Followed by a half-dozen helpers handling a thick blue hose, Miracle paces the ice, spraying water in a pattern that blends the work of an artist with the work of a guy on a tractor mowing a big front lawn.

His key equipment is a ten-foot-wide contraption made of copper pipe. Nozzles are spaced a foot apart along its length. Miracle pulls it along as he walks, and a mist of water flows out behind him like the train of a wedding dress.

After about three hours, the base coat will be in place. Then the crew will use a special paint -- "Developed by ice makers, for ice makers" the package boasts -- to paint the ice white and add markings for hockey.

After the blue lines, circles, and sponsor logos are perfectly placed, another round of spraying will put a final coating of ice on top.

In the NHL's past, workers used to paint the markings right onto the concrete floor and then lay down the ice, Miracle said.

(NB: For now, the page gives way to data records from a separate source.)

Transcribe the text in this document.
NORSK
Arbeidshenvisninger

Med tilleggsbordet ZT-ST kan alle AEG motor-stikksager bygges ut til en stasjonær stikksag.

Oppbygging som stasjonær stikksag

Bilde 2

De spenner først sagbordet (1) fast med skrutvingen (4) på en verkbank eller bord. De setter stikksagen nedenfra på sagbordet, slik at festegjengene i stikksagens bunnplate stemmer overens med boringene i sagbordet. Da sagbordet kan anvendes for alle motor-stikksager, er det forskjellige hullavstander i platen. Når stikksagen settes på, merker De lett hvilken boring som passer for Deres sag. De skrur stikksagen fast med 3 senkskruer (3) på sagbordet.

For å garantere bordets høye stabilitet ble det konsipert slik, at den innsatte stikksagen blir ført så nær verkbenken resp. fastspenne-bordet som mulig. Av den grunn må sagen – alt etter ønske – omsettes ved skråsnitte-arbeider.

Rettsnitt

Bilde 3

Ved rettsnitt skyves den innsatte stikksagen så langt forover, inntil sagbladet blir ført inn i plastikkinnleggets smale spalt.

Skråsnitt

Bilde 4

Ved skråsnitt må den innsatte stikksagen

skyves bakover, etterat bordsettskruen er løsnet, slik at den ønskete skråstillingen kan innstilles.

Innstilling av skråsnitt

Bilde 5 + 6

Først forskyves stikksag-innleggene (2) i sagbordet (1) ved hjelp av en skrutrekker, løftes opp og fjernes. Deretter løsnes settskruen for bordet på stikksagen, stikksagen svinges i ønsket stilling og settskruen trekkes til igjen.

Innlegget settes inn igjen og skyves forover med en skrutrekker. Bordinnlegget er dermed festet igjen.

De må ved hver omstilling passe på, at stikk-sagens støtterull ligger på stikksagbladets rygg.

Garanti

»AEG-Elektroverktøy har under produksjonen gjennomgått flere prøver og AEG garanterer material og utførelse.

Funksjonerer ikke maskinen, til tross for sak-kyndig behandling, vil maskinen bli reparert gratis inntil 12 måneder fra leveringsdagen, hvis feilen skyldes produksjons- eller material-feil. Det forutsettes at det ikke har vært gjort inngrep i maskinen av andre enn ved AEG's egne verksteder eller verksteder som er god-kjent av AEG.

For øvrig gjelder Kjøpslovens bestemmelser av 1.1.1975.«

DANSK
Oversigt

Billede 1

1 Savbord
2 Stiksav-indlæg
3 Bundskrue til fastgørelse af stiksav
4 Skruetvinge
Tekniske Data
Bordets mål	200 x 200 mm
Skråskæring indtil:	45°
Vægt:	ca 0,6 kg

But techniques have changed over the years.

White paint is new, too. Before it became common, marks from skates used to turn the bluish ice into a white color, Miracle said.

A range of groups from the community will get to skate on the Forum's ice over the next few weeks. Kids and adults from local club teams, all 18 nearby high school hockey teams, and others are coming to skate for free.

Also on display at the Forum is the massive new HD video board, installed after the Republican National Convention. It measures 30 feet by 50 feet and is the largest video board in any indoor arena in the U.S. or Canada.

The Tampa Bay Lightning are set to begin their 20th season in the NHL this year.

Before calling the Tampa Bay Times Forum home, the team played in St. Petersburg at what's now Tropicana Field and at Expo Hall on the Florida State Fairgrounds in Tampa.